Another ‘Shutterbabe’ photo, from Romanian orphanages, 1990. Vulturesti.

dp How often do you shoot photographs now? Do you still shoot on a Leica?

dck Now that I have an iPhone, I shoot every day, constantly. It’s an addiction, actually. Then I use an app called TIltShiftGen on them. Very cool app. I still have my Leica and a medium format Mamiya 330 given to me by an old beau, and sometimes I dust them off and shoot black and white film, but I mostly I shoot with a digital Nikon (D80) these days, which was a Hannukah present from my parents and my parents-in-law, who were tired of the lame digital images of their grandchildren I was taking with my lame digital camera.

dp What aspects do you think the blogging industry has added to the writing process?

dck There’s a lot of verbal noise out there now, and sometimes I think it’s too loud. I sound like a dinosaur, I know, but I sometimes long for the pre-twitter, pre-blog days. Then, every once in awhile I’ll read a blog post that blows me away, and I immediately see the merits. Plus, it gives everyone a voice who wants to have one, and I’m all for the democratization of voices.

dp Shutterbabe and Hell is Other Parents are both non-fiction, how did your novel Between Here and April differ? Was fiction used as a protection tool?

dck Fiction is a completely different beast from non-fiction, because everything is made up. It flexes different muscles. It’s much more dreamy and subconscious. And no, it wasn’t a form of protection, but rather the only form, I felt, for me to really write a true crime story with no witnesses. I had to get into the heads of the perpetrator. And there’s no way to have done that with non-fiction. Plus I wanted to make it an allegory of Dante’s ‘Inferno’, and real life rarely presents itself in allegorical form.

Zimbabwe, 1989

dp What’s next for you? Are there projects or areas of your work and life you’d like to focus more attention on?

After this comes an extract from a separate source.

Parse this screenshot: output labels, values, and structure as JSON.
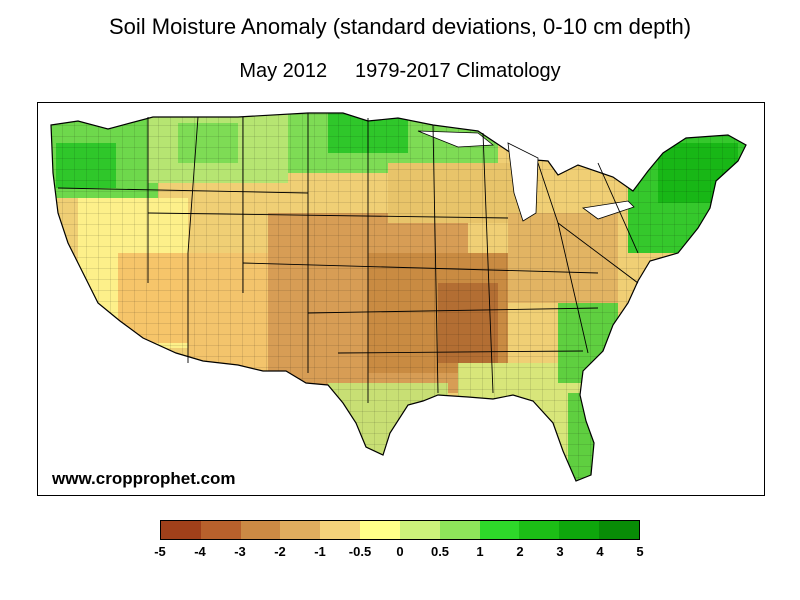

dck I’m working on a new novel. It was due last week, but here I am, answering your questions instead of working on it. I’m really excited by the new book, though, and I’m plugging away as fast as I can. However, I don’t want to jinx it by talking about it just yet. I’m about a third of the way through. I’ve been writing a few scripts as well, both TV and film. I’d like to see where that takes me. I also want to move back to Paris at some point, but I might have to wait until at least the older kids are in college. If my husband and I ever reach a point of true financial solvency (ha!), I might take some time off to learn a new skill, like painting or guitar. I’d like to direct a film one day, like my idol and friend, Nora. I want to ride a bike across Europe. I’d like to live long enough not only to meet my grandchildren, but to really enjoy them. I’d like to see Bali again before I die.